Magazine @ HMV Picture House, 30 Aug

Article by RJ Thomson | 01 Sep 2009

If you ever wanted to organise a middle-aged-men-who've-still-got-a-bit-of-an-edge holocaust (I don't know, David Cameron might - has anyone thought to ask him directly?) you could do far worse than organise a Magazine concert to get them all in one place. A clear reason why so many of them - one Irvine Welsh included - are here, might be to do with the fact that this is exactly what the band are too now. Which begs an interesting question: how exactly do you keep your edge?

One way, and one that Magazine prove from the outset, is in the perseverence of the questioning mentality. It is frontman Howard Devoto who takes the lead on this, coming to the mic before even the first song, and pulling out his old notebook. 'This is my old notebook,' he says, theatricalising, and playing the self-conscious artist. 'Here's something I wrote in it in 1978,' he says proudly, recalling the days of Magazine's genesis, before reading an extract that he and we both know is pretentious crap. Still ready to laugh at himself, this is in keeping with a range of knowing japes throughout the set that serve to undermine our preconceptions, give a little fun, and generally inspire a strong impression that there's no reason this needs to be a 'normal' gig, if ever such a thing as a 'normal gig' could exist in the first place.

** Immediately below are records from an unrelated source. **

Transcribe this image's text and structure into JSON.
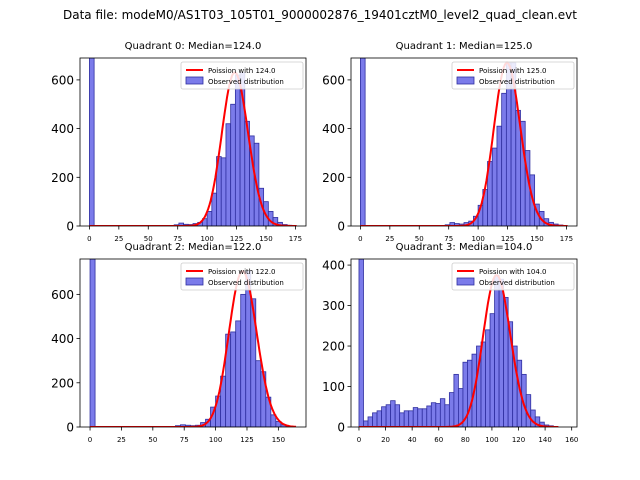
{
  "title": "Data file: modeM0/AS1T03_105T01_9000002876_19401cztM0_level2_quad_clean.evt",
  "colors": {
    "bar_fill": "#7b7bea",
    "bar_edge": "#2f2fa0",
    "curve": "#ff0000"
  },
  "chart_data": [
    {
      "type": "bar",
      "title": "Quadrant 0: Median=124.0",
      "xlim": [
        -8,
        184
      ],
      "ylim": [
        0,
        690
      ],
      "xticks": [
        0,
        25,
        50,
        75,
        100,
        125,
        150,
        175
      ],
      "yticks": [
        0,
        200,
        400,
        600
      ],
      "bin_width": 4,
      "bins": [
        [
          0,
          690
        ],
        [
          72,
          5
        ],
        [
          76,
          12
        ],
        [
          80,
          7
        ],
        [
          84,
          6
        ],
        [
          88,
          10
        ],
        [
          92,
          15
        ],
        [
          96,
          30
        ],
        [
          100,
          60
        ],
        [
          104,
          135
        ],
        [
          108,
          285
        ],
        [
          112,
          280
        ],
        [
          116,
          420
        ],
        [
          120,
          500
        ],
        [
          124,
          620
        ],
        [
          128,
          630
        ],
        [
          132,
          430
        ],
        [
          136,
          370
        ],
        [
          140,
          340
        ],
        [
          144,
          155
        ],
        [
          148,
          100
        ],
        [
          152,
          60
        ],
        [
          156,
          35
        ],
        [
          160,
          15
        ],
        [
          164,
          6
        ],
        [
          168,
          3
        ]
      ],
      "curve": {
        "mean": 124.0,
        "x_start": 0,
        "x_end": 176
      },
      "legend": [
        "Poission with 124.0",
        "Observed distribution"
      ]
    },
    {
      "type": "bar",
      "title": "Quadrant 1: Median=125.0",
      "xlim": [
        -8,
        184
      ],
      "ylim": [
        0,
        690
      ],
      "xticks": [
        0,
        25,
        50,
        75,
        100,
        125,
        150,
        175
      ],
      "yticks": [
        0,
        200,
        400,
        600
      ],
      "bin_width": 4,
      "bins": [
        [
          0,
          690
        ],
        [
          72,
          5
        ],
        [
          76,
          14
        ],
        [
          80,
          10
        ],
        [
          84,
          8
        ],
        [
          88,
          14
        ],
        [
          92,
          20
        ],
        [
          96,
          40
        ],
        [
          100,
          85
        ],
        [
          104,
          150
        ],
        [
          108,
          265
        ],
        [
          112,
          320
        ],
        [
          116,
          410
        ],
        [
          120,
          545
        ],
        [
          124,
          670
        ],
        [
          128,
          670
        ],
        [
          132,
          475
        ],
        [
          136,
          430
        ],
        [
          140,
          310
        ],
        [
          144,
          210
        ],
        [
          148,
          90
        ],
        [
          152,
          60
        ],
        [
          156,
          30
        ],
        [
          160,
          15
        ],
        [
          164,
          8
        ],
        [
          168,
          4
        ]
      ],
      "curve": {
        "mean": 125.0,
        "x_start": 0,
        "x_end": 176
      },
      "legend": [
        "Poission with 125.0",
        "Observed distribution"
      ]
    },
    {
      "type": "bar",
      "title": "Quadrant 2: Median=122.0",
      "xlim": [
        -8,
        172
      ],
      "ylim": [
        0,
        760
      ],
      "xticks": [
        0,
        25,
        50,
        75,
        100,
        125,
        150
      ],
      "yticks": [
        0,
        200,
        400,
        600
      ],
      "bin_width": 4,
      "bins": [
        [
          0,
          760
        ],
        [
          68,
          6
        ],
        [
          72,
          10
        ],
        [
          76,
          8
        ],
        [
          80,
          6
        ],
        [
          84,
          8
        ],
        [
          88,
          20
        ],
        [
          92,
          35
        ],
        [
          96,
          90
        ],
        [
          100,
          140
        ],
        [
          104,
          230
        ],
        [
          108,
          420
        ],
        [
          112,
          430
        ],
        [
          116,
          480
        ],
        [
          120,
          600
        ],
        [
          124,
          705
        ],
        [
          128,
          580
        ],
        [
          132,
          300
        ],
        [
          136,
          250
        ],
        [
          140,
          135
        ],
        [
          144,
          55
        ],
        [
          148,
          25
        ],
        [
          152,
          10
        ],
        [
          156,
          4
        ]
      ],
      "curve": {
        "mean": 122.0,
        "x_start": 0,
        "x_end": 164
      },
      "legend": [
        "Poission with 122.0",
        "Observed distribution"
      ]
    },
    {
      "type": "bar",
      "title": "Quadrant 3: Median=104.0",
      "xlim": [
        -6,
        164
      ],
      "ylim": [
        0,
        415
      ],
      "xticks": [
        0,
        20,
        40,
        60,
        80,
        100,
        120,
        140,
        160
      ],
      "yticks": [
        0,
        100,
        200,
        300,
        400
      ],
      "bin_width": 3.4,
      "bins": [
        [
          0,
          415
        ],
        [
          3.4,
          15
        ],
        [
          6.8,
          25
        ],
        [
          10.2,
          35
        ],
        [
          13.6,
          40
        ],
        [
          17,
          50
        ],
        [
          20.4,
          55
        ],
        [
          23.8,
          65
        ],
        [
          27.2,
          55
        ],
        [
          30.6,
          35
        ],
        [
          34,
          40
        ],
        [
          37.4,
          40
        ],
        [
          40.8,
          48
        ],
        [
          44.2,
          45
        ],
        [
          47.6,
          45
        ],
        [
          51,
          52
        ],
        [
          54.4,
          60
        ],
        [
          57.8,
          58
        ],
        [
          61.2,
          70
        ],
        [
          64.6,
          55
        ],
        [
          68,
          85
        ],
        [
          71.4,
          130
        ],
        [
          74.8,
          95
        ],
        [
          78.2,
          160
        ],
        [
          81.6,
          165
        ],
        [
          85,
          180
        ],
        [
          88.4,
          200
        ],
        [
          91.8,
          210
        ],
        [
          95.2,
          240
        ],
        [
          98.6,
          280
        ],
        [
          102,
          375
        ],
        [
          105.4,
          365
        ],
        [
          108.8,
          320
        ],
        [
          112.2,
          260
        ],
        [
          115.6,
          200
        ],
        [
          119,
          165
        ],
        [
          122.4,
          130
        ],
        [
          125.8,
          80
        ],
        [
          129.2,
          42
        ],
        [
          132.6,
          25
        ],
        [
          136,
          12
        ],
        [
          139.4,
          5
        ],
        [
          142.8,
          3
        ]
      ],
      "curve": {
        "mean": 104.0,
        "x_start": 0,
        "x_end": 150
      },
      "legend": [
        "Poission with 104.0",
        "Observed distribution"
      ]
    }
  ]
}
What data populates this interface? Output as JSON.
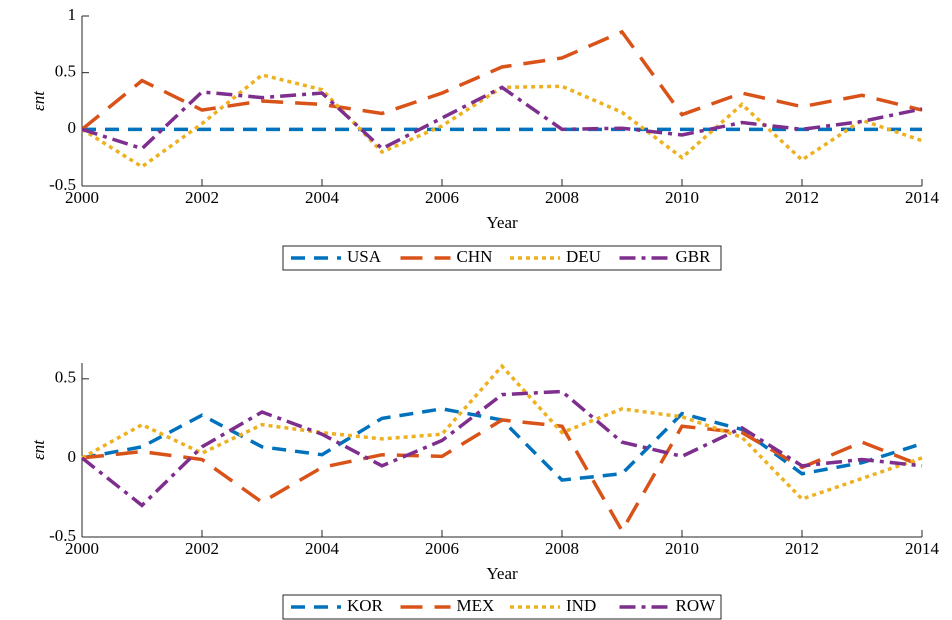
{
  "chart_data": [
    {
      "type": "line",
      "x_label": "Year",
      "y_label": "εnt",
      "x": [
        2000,
        2001,
        2002,
        2003,
        2004,
        2005,
        2006,
        2007,
        2008,
        2009,
        2010,
        2011,
        2012,
        2013,
        2014
      ],
      "xlim": [
        2000,
        2014
      ],
      "xticks": [
        2000,
        2002,
        2004,
        2006,
        2008,
        2010,
        2012,
        2014
      ],
      "ylim": [
        -0.5,
        1
      ],
      "yticks": [
        -0.5,
        0,
        0.5,
        1
      ],
      "series": [
        {
          "name": "USA",
          "color": "#0072bd",
          "dash": "dash",
          "values": [
            0,
            0,
            0,
            0,
            0,
            0,
            0,
            0,
            0,
            0,
            0,
            0,
            0,
            0,
            0
          ]
        },
        {
          "name": "CHN",
          "color": "#d95319",
          "dash": "longdash",
          "values": [
            0,
            0.43,
            0.17,
            0.25,
            0.22,
            0.14,
            0.32,
            0.55,
            0.63,
            0.86,
            0.13,
            0.32,
            0.2,
            0.3,
            0.17
          ]
        },
        {
          "name": "DEU",
          "color": "#edb120",
          "dash": "dot",
          "values": [
            0,
            -0.33,
            0.05,
            0.48,
            0.35,
            -0.2,
            0.03,
            0.37,
            0.38,
            0.15,
            -0.25,
            0.22,
            -0.27,
            0.08,
            -0.1
          ]
        },
        {
          "name": "GBR",
          "color": "#7e2f8e",
          "dash": "dashdot",
          "values": [
            0,
            -0.17,
            0.33,
            0.28,
            0.32,
            -0.17,
            0.1,
            0.37,
            0,
            0.01,
            -0.05,
            0.06,
            0,
            0.07,
            0.18
          ]
        }
      ]
    },
    {
      "type": "line",
      "x_label": "Year",
      "y_label": "εnt",
      "x": [
        2000,
        2001,
        2002,
        2003,
        2004,
        2005,
        2006,
        2007,
        2008,
        2009,
        2010,
        2011,
        2012,
        2013,
        2014
      ],
      "xlim": [
        2000,
        2014
      ],
      "xticks": [
        2000,
        2002,
        2004,
        2006,
        2008,
        2010,
        2012,
        2014
      ],
      "ylim": [
        -0.5,
        0.6
      ],
      "yticks": [
        -0.5,
        0,
        0.5
      ],
      "series": [
        {
          "name": "KOR",
          "color": "#0072bd",
          "dash": "dash",
          "values": [
            0,
            0.07,
            0.27,
            0.07,
            0.02,
            0.25,
            0.31,
            0.24,
            -0.14,
            -0.1,
            0.28,
            0.18,
            -0.1,
            -0.03,
            0.09
          ]
        },
        {
          "name": "MEX",
          "color": "#d95319",
          "dash": "longdash",
          "values": [
            0,
            0.04,
            -0.01,
            -0.28,
            -0.06,
            0.02,
            0.01,
            0.24,
            0.2,
            -0.46,
            0.2,
            0.16,
            -0.06,
            0.1,
            -0.05
          ]
        },
        {
          "name": "IND",
          "color": "#edb120",
          "dash": "dot",
          "values": [
            0,
            0.21,
            0.03,
            0.21,
            0.16,
            0.12,
            0.15,
            0.58,
            0.16,
            0.31,
            0.26,
            0.13,
            -0.26,
            -0.13,
            0
          ]
        },
        {
          "name": "ROW",
          "color": "#7e2f8e",
          "dash": "dashdot",
          "values": [
            0,
            -0.3,
            0.07,
            0.29,
            0.15,
            -0.05,
            0.11,
            0.4,
            0.42,
            0.1,
            0.01,
            0.19,
            -0.05,
            -0.01,
            -0.05
          ]
        }
      ]
    }
  ]
}
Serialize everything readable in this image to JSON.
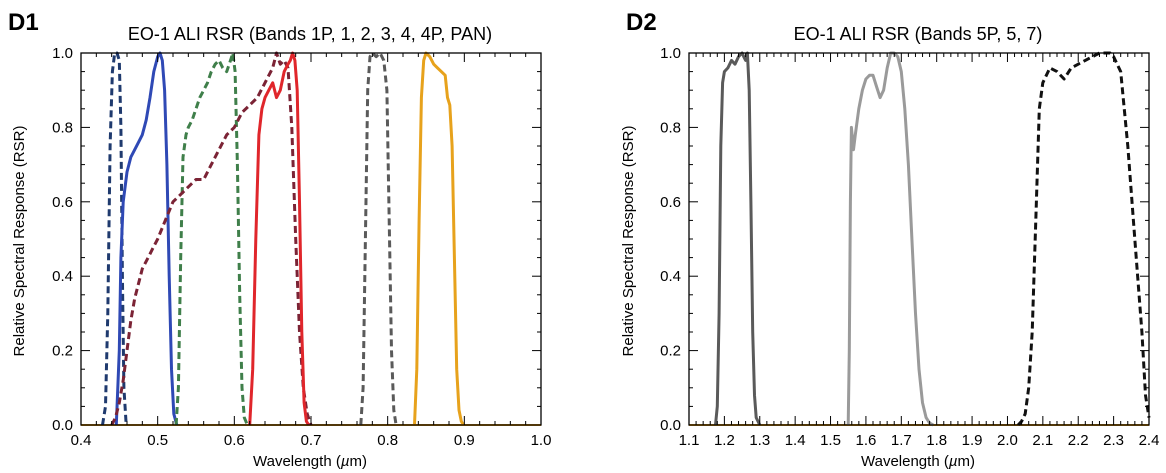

Another way, for a band at least, is to create music that sounds edgy. This is an area where Magazine - one of the post-punk 'greats' and a band whose recorded music combines jarring roughness with transcendent multi-instrumentalism - fall short tonight. While classics like a A Song From Under the Floorboards sound grand and are rightly received rapturously, throughout the set there is a sense that the scale of sound this new tour is requiring - to fill the big venues they're now playing - has taken some of the bite from the material. Even the brutal 'I will drug you and fuck you' refrain of Permafrost, for example, has lost some of its original ironic snarl.

It is strange then, that what holds the set together and makes this gig work is the sound. While the songs may not shine as cutting contemporary messages, they sound great. When Magazine hit a groove - with Barry Adamson's bass underlining, and set guitarist Noko putting in a searing performance - they are capable of creating unembellished yet rich passages that sound entirely fresh, yet resonate meaningfully with these old lyrics of social disharmony and doubt. For all the iconoclasm, the careers that have over thirty years gone their own - mostly successful - ways, Magazine are still musicians, and play brilliantly together.

'How do you keep your edge?' is a question worth asking, not least because of the political implications of gravitating towards the centre. Even if tonight's show isn't a total triumph, Magazine still stand up as a troupe of genuine visionaries, unfussy heroes, and it's great to have them back.